Technology, tastes and regional behaviors also determine a user's context. If you were to map out a mobile content strategy, for example, you wouldn't take the same approach in Tokyo, where it's not uncommon for people to watch sitcoms on their phones; Paris, where passengers in the Métro can talk on their cell phones; or New York City, where people can do neither, but instead download podcasts to while away their commutes.
Once you have a handle on how, when and where your audience chooses to experience digital media, you can start creating content that your customers desire and is in line with what your brand can credibly provide. (Honestly: Do I need Lexus to teach me how to pack a picnic?)
Why serve ads? Serve content
We know from experience that consumers all over the world will welcome -- and seek out -- brand content that is valuable, targeted and offered at the point of need.

In Beijing during the Summer Olympics, wine and style enthusiasts consulted dining and nightlife recommendations offered by Australian winemaker Jacob's Creek. Celebrity bloggers recruited for the occasion wrote reviews of Jacob's Creek partner restaurants, and users were invited to post comments as well. Thousands of visitors took advantage of this useful, entertaining service provided on both web and mobile platforms.

In France, to coincide with the release of the iPhone late last year, L'Oréal Paris debuted a custom iPhone site that makes the brand's expert beauty content -- from skin analysis to product recommendations, from customer support to how-to videos -- available to consumers at their point of need, whether in the store, in a car or in front of their mirror. This is the way forward for brand communications: providing desirable digital content in a personal context, on demand.

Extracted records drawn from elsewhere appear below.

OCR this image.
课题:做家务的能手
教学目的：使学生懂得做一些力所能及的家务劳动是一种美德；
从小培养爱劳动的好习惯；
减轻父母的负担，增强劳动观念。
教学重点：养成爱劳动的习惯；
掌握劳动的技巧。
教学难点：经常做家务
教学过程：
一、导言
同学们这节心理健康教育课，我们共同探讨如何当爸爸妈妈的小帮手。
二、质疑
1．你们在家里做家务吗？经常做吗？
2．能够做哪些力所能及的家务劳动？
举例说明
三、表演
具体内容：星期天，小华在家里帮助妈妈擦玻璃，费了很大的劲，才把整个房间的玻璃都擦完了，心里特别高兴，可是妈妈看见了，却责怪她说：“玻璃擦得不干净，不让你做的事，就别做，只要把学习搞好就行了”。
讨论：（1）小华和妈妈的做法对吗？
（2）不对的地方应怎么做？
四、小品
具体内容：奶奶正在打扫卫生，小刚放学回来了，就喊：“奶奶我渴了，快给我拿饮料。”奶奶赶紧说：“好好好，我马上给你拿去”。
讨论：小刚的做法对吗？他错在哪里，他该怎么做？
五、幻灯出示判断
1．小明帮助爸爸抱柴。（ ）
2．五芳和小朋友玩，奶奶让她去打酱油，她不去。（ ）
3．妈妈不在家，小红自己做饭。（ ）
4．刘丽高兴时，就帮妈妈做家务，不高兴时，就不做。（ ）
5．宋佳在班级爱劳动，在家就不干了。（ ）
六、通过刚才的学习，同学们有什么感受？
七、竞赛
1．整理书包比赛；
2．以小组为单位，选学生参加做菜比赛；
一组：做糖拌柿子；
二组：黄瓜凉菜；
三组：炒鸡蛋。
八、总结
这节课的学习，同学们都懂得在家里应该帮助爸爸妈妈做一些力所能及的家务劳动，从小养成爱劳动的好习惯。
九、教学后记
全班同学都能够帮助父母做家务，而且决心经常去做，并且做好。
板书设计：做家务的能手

In North America, interactive content can be a key differentiator for ecommerce sites. In a move away from a strictly utilitarian approach, successful online merchants are building relationships with online shoppers before, during and after purchase with user-generated online reviews, interactive buyers' guides, auctions, clubs, video demos and project how-to demos. Initially developed to boost SEO rankings, branded content -- particularly the bloggable, shareable kind -- is proving to be a traffic driver as well.
Get creative with content services
Think about it: Doesn't it make sense for marketers to offer consumers content rather than ads? It's a win-win situation. Consumers benefit -- for free -- from the expertise and brand-relevant services that companies can provide around their products. On their side, brands can free up the advertising dollars devoted to hiring models or filming TV spots and devote those funds instead to creating digital content services that consumers actually want and willingly connect with.
The next time you sit down to brainstorm with your interactive agency, focus on coming up with fresh ideas for content services aligned with your brand. The process is just as "creative" as coming up with a catchy tagline, but the result is far more satisfying to your audience.
Sheila Mooney is director of content development at Nurun.